I agree Ty. Four years ago when I made the pen I was just starting to play with kitless pens. All I had was a 14mm triple tap and die set from a group buy and my basic imperial tap and die set that I had from my wrenching days. I picked the #5 Schmidt nib because the tap for it also was the same as their cartridge rollerball. Proprietary nibs from every maker have to have the special tap to match.  The Schmidt is the only one that does double duty, so was a good, in my mind, first choice.


----------



## papaturner (May 6, 2015)

AWESOME!


----------



## Janster (May 6, 2015)

...nicely done, great concept! I would not change a dang thing! The onliest person you need to please is yourself! Stay on your own path and trudge onward! Be well.......Jan


----------



## Mike Powell (May 6, 2015)

Great looking pen Man!  I even like the green....


----------



## Band Saw Box (May 7, 2015)

That is a very beautiful pen, You did a fantastic job with the feathers. Very well done.


----------



## darrin1200 (May 7, 2015)

magpens said:


> I love this pen, Pete !!!  Great work !!! Thanks for reviving this thread !
> 
> Where did you get your light tent ? I need to buy one.





Curly said:


> Thanks Mal.
> Look in eBay or Amazon (both US & Canadian) for "photo light tents" or "photo light boxes" and you'll find tons to chose from, with or without the lights. Mine was a kit with fluorescent lights, and a 12" and 30" pop up cubes with a few colours of background sheets. There are a number of threads in the Pen Photography part of this forum that describe ways of making your own.



Awesome pen Pete

The light tents are great. Henry's camera storw carries them, that's where I got mine. But don't make my mistake. I thought I would save a couple of bucks and buy the one that had the lights attached. Great I thought, cheaper and easier to pack up and store. Big mistake. The inability to adjust the postion of the lights really sucks. I am actually planing on cutting the light panels off my kit and mounting them on stands, similar to the second picture. 

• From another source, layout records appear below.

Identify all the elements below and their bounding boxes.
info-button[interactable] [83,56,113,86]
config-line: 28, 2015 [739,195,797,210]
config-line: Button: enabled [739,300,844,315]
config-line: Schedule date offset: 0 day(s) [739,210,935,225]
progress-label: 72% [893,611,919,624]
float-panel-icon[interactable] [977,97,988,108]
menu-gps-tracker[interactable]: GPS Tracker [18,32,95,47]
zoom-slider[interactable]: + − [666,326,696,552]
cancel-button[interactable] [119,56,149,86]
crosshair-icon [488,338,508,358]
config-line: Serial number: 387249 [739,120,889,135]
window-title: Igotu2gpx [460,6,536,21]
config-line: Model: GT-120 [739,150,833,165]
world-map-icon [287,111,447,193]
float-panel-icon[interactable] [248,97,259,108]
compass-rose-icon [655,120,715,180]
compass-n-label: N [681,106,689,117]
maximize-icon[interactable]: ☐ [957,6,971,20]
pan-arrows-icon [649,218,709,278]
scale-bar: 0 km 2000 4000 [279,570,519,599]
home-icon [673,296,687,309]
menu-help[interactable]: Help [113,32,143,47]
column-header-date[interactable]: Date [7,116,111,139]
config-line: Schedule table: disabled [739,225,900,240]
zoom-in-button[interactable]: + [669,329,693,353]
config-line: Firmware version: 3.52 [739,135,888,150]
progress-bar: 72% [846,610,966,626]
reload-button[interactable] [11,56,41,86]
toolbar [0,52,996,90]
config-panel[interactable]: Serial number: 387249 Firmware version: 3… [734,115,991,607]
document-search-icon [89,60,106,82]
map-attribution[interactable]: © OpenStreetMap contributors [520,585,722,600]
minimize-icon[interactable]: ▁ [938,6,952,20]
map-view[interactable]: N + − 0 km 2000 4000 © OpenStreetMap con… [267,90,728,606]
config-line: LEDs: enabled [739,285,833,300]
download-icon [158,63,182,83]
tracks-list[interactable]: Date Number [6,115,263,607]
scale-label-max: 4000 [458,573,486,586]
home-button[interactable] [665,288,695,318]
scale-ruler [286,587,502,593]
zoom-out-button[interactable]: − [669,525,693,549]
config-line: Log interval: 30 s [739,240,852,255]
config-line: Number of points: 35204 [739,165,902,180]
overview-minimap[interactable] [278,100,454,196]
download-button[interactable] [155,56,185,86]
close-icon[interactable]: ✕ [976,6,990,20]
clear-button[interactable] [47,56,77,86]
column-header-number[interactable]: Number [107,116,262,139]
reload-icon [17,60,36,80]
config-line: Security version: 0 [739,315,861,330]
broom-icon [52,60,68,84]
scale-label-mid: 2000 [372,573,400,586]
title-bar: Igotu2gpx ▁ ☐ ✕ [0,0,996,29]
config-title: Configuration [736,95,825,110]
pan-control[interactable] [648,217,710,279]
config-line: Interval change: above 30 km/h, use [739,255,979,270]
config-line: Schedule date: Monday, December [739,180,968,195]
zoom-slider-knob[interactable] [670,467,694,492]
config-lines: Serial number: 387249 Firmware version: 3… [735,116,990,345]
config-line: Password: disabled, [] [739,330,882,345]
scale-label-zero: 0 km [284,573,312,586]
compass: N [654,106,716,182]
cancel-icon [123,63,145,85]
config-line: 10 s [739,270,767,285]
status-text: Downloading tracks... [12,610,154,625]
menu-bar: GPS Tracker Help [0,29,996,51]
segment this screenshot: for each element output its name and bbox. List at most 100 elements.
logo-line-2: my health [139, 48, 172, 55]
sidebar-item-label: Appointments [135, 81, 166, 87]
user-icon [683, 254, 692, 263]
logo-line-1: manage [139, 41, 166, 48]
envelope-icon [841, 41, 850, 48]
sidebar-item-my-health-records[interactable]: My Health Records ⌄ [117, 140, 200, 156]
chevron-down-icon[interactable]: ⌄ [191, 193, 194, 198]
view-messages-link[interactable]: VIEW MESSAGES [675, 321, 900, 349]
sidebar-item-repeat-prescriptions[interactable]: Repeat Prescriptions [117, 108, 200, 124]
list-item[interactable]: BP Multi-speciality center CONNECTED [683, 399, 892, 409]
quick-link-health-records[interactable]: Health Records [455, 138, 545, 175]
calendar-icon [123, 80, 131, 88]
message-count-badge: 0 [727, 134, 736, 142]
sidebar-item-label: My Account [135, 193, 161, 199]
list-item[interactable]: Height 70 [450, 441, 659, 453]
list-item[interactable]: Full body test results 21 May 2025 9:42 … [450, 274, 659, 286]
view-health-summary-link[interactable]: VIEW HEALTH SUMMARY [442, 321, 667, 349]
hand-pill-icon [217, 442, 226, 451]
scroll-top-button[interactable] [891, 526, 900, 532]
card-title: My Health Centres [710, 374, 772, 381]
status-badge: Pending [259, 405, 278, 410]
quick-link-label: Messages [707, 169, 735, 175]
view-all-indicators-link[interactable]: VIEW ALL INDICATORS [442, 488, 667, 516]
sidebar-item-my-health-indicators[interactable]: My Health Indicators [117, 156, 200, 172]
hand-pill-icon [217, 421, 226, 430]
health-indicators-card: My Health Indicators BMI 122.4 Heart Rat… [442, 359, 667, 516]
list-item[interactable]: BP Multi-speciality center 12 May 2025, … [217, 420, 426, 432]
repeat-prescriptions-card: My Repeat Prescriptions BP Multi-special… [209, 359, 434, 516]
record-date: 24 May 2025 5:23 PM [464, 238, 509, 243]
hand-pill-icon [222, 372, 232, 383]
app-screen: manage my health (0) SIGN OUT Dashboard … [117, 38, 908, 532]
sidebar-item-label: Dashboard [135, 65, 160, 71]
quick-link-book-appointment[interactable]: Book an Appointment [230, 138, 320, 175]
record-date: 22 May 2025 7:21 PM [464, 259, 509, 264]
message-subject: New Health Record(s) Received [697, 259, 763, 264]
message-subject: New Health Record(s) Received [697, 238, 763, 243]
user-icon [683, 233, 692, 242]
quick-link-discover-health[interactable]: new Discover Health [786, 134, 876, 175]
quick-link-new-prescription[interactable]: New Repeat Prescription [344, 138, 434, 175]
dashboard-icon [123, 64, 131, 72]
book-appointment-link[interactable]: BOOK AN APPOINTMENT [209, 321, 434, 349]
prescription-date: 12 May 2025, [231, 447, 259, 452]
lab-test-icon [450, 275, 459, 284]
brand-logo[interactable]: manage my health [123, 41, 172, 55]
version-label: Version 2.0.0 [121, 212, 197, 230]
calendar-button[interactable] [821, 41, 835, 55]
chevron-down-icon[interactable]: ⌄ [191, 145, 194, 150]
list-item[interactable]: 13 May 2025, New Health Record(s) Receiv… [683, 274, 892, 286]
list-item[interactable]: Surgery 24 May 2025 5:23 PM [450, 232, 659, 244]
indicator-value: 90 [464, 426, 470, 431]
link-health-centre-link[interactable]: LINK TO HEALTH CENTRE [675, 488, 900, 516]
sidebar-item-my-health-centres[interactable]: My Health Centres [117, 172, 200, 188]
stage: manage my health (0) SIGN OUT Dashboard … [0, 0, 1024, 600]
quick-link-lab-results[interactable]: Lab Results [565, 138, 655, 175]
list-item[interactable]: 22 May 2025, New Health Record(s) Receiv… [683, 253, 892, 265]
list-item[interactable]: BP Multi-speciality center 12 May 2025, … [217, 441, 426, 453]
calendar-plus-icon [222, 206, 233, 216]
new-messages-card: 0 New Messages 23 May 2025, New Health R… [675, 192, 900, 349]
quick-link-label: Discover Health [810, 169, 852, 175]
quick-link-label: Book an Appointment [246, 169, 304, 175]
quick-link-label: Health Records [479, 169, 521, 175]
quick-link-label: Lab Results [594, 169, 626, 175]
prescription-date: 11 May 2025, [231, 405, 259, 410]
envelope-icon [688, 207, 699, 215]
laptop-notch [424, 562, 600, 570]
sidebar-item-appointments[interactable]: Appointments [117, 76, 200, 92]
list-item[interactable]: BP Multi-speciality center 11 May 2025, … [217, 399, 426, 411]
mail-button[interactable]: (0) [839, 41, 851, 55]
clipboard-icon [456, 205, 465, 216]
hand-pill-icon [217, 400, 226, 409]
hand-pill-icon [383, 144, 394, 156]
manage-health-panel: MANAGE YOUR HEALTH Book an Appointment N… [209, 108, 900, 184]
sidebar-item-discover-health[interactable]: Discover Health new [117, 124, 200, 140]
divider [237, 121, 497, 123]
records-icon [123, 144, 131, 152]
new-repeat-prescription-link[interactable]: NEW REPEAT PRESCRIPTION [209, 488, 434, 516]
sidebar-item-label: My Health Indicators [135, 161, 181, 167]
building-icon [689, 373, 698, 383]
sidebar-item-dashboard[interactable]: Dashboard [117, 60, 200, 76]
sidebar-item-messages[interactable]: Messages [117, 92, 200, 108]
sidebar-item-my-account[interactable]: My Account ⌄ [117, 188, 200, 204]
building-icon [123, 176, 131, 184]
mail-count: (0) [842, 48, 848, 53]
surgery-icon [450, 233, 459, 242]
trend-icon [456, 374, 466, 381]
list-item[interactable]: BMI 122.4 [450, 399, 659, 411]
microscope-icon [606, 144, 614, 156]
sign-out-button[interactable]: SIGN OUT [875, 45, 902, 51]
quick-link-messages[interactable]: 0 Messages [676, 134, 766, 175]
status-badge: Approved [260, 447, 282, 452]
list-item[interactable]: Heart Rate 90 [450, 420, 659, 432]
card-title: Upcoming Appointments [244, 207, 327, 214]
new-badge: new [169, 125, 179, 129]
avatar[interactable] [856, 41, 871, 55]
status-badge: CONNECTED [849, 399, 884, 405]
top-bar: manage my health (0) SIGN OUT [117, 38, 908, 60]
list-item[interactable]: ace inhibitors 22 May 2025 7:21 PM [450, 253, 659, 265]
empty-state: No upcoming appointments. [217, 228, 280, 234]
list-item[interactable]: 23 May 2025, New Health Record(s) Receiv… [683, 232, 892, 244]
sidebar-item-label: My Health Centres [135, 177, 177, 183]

The white front panel on the second one is also a good feature. It helps to block the reflection of your camera and things behind you. I never noticed it until I read one of the articles here, now I see it all the time. Now I try to use a piece of white cloth or card on the front.

This is the kit that I bought. Do not buy this one.






This one would be better. It allows much more flexibility with the ligting, and its on sale for the same price right now.


----------



## mikespenturningz (May 7, 2015)

Awesome. Just beautiful. That's proof of concept I would say..


----------